O cenário – um aglomerado de caixas numeradas e livros de história, arte e teatro – poderia facilmente funcionar como uma instalação. Ele intriga o espectador sobre seu significado, e sua magnitude ajuda a dar o tom épico da narrativa contada por Gisele. E é auto suficiente, pois ela jamais interage com ele. No final, quando o texto subverte o primeiro conceito de imortalidade, o cenário se explica: é a verdadeira Cidade dos Imortais, onde autores que já morreram permanecem vivos através de suas palavras e idéias. Como Chopin, e Tom, e Vinícius. Como nossos avós e bisavós.

Ao final da peça, é impossível permanecer imune às provocações do texto de Borges, e não rever a nossa própria vida, o nosso próprio jeito de enxergar a morte e qual o legado que deixamos para o mundo e que nos fará sermos imortais. Uma catarse mental.

 

Foto: Lenise de Melo / Divulgação.

 


Carta para Henrique

 

Prezado Henrique,

depois de conversar longamente sobre a tua crítica com Adriano (diretor), Bianca (produtora) e Gisele (atriz de “O imortal”), eles me pediram para redigir a nossa resposta. Todos agradecemos pelo teu olhar cuidadoso e ficamos sinceramente felizes com o fato de você ter sido tocado pelo nosso trabalho.

Como lhe disse ontem após o debate, o fato de a tua crítica ser antes de tudo elogiosa e não apontar diretamente nenhum problema na construção do espetáculo torna, de nossa parte, difícil uma resposta. A vontade imediata é simplesmente agradecer pelo teu olhar e ponto final.

Em respeito à interessante proposta do site no qual a crítica será publicada, no entanto, que condiciona a publicação do teu texto a uma resposta dos envolvidos na produção, fomentando indispensável diálogo entre crítica e criação, eu gostaria apenas de fazer algumas provocações a você. Essas provocações não têm o objetivo de dizer o que você deveria ter visto em nosso espetáculo, mas antes o de levantar algumas questões que podem levar este nosso diálogo a continuar.

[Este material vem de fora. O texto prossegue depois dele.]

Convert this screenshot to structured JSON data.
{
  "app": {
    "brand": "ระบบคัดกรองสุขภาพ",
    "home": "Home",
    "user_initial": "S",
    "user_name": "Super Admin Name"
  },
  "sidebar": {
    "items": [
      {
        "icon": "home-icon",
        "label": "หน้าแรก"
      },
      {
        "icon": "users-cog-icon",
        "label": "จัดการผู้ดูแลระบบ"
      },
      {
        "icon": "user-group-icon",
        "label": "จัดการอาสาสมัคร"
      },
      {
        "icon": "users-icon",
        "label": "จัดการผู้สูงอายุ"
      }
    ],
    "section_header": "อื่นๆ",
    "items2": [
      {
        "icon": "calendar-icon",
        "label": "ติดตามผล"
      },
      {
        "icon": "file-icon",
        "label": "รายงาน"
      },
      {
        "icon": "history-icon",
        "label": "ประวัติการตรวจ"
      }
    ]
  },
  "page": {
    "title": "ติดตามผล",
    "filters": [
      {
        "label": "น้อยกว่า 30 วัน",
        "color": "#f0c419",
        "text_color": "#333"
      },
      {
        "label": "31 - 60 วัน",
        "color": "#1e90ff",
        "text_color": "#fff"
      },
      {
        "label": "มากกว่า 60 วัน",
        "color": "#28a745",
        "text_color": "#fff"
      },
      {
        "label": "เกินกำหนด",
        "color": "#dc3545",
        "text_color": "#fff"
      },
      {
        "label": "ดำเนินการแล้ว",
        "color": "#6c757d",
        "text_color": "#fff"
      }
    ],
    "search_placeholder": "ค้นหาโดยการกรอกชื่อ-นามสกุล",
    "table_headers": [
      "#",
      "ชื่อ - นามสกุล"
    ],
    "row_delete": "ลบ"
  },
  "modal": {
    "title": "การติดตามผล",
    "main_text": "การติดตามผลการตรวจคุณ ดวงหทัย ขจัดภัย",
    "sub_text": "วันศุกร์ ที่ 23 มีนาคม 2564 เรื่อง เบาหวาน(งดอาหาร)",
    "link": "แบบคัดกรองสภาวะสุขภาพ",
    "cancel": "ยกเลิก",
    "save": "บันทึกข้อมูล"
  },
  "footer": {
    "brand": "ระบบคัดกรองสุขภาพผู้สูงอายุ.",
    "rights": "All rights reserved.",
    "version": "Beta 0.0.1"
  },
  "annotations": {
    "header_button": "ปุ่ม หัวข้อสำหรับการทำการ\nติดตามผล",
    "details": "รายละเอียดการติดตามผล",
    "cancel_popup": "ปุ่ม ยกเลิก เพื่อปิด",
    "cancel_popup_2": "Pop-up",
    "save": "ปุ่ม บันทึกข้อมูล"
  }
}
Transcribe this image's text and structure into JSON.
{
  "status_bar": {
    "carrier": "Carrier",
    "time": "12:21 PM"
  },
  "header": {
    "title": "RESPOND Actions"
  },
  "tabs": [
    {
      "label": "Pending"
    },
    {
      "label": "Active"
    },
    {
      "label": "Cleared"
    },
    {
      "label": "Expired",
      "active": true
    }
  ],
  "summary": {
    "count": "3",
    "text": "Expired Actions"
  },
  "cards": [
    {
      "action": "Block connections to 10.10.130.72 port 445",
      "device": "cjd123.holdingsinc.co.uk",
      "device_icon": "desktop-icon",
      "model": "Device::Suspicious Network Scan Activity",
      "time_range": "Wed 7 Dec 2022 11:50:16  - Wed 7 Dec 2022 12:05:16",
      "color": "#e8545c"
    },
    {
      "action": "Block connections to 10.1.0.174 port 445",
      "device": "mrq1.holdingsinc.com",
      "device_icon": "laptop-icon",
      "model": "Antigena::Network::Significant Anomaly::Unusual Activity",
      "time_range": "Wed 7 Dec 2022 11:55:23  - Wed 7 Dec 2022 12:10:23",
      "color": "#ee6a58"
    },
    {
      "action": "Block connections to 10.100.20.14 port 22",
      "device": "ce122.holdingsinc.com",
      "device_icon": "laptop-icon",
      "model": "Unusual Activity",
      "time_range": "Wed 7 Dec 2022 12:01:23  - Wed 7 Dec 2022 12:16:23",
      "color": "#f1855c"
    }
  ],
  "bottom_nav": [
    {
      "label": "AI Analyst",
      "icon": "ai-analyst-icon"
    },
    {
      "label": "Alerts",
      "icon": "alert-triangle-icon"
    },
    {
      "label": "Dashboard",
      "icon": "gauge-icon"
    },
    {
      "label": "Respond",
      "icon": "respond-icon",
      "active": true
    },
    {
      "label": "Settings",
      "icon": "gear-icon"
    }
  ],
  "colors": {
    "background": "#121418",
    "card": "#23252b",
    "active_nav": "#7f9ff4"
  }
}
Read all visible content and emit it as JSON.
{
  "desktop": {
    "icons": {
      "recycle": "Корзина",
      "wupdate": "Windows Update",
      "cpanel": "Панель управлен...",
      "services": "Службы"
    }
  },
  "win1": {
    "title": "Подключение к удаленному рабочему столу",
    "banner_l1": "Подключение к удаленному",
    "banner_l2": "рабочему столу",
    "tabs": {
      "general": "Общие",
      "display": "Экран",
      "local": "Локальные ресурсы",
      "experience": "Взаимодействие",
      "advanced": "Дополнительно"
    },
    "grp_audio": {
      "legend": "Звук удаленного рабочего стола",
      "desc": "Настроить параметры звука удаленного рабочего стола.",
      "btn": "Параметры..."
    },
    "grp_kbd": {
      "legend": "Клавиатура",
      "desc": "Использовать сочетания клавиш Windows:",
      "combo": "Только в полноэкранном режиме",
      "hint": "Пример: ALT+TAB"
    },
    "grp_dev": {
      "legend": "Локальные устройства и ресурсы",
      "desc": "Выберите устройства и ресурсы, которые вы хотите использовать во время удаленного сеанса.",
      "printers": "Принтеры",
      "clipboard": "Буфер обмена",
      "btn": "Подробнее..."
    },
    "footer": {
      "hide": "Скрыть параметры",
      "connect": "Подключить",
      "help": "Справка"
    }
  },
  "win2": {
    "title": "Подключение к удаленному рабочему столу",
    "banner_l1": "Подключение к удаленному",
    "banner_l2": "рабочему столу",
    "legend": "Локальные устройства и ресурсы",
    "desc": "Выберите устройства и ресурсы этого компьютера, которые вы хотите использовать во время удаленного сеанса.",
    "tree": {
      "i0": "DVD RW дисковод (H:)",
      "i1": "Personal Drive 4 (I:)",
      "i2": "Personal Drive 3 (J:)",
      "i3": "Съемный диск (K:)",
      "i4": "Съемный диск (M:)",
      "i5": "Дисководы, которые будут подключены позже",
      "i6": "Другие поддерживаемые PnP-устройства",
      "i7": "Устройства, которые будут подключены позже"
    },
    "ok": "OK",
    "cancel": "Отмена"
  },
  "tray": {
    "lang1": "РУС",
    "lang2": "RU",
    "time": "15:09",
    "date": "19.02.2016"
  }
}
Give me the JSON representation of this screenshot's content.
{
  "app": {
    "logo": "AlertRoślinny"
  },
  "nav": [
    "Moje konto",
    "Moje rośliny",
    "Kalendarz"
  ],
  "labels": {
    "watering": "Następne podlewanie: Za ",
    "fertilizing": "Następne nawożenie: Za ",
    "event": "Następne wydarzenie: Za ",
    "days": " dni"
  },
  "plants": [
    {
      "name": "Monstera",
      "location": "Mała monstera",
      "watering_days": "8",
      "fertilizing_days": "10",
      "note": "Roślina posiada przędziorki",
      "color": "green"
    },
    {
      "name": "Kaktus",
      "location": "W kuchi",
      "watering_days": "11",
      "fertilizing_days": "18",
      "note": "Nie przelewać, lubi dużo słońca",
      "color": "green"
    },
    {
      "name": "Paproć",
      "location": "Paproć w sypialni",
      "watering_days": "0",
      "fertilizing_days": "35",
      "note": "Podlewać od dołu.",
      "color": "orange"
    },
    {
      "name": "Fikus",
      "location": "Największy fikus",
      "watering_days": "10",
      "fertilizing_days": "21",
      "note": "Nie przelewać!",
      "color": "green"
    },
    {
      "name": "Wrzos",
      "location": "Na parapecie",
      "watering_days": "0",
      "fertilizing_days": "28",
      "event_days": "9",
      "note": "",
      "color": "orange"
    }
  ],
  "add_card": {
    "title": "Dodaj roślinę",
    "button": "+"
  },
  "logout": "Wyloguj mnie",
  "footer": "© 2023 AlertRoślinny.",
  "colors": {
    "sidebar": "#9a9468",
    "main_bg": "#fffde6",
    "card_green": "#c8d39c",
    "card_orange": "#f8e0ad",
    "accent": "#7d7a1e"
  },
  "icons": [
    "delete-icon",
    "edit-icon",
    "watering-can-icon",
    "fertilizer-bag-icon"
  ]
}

Na análise da operação dramatúrgica que realizamos a partir do texto do Borges, gostaria de te perguntar o seguinte: como você entende o sentido das duas músicas cantadas por Iggy Pop que “adicionamos” à estrutura do conto original e que funcionam como uma espécie de moldura do espetáculo, vindo uma no início e a outra no final? Por que teríamos escolhido justamente “Machine for loving” e não outra música qualquer? Além de “criar um clima” e de convidar os espectadores a entrarem em um outro universo, qual seria a função eminentemente dramatúrgica dessa canção? E quanto à “Insensatez”, cantada pelo mesmo Iggy Pop na sua versão em inglês como fechamento do espetáculo, qual é a relação que você enxerga entre ela e o sentido de nossa adaptação? Você enxerga alguma relação entre o fato de Iggy Pop cantar uma tradução de Tom Jobim e Vinícius de Moraes, dois “Homeros dos trópicos”, e o fato de Gisele ter encontrado o manuscrito de Marco Flaminio Rufo ou Joseph Cartaphilus (o nome importa menos que a odisseia vivida!) dentro da tradução da “Ilíada” para o inglês feita por Alexander Pope, “a melhor tradução de Homero que existe na terra”? E qual seria, finalmente, o sentido de usar a canção de Chopin durante a saída dos espectadores da sala do teatro? Em suma: qual é a relação entre música e texto no nosso espetáculo?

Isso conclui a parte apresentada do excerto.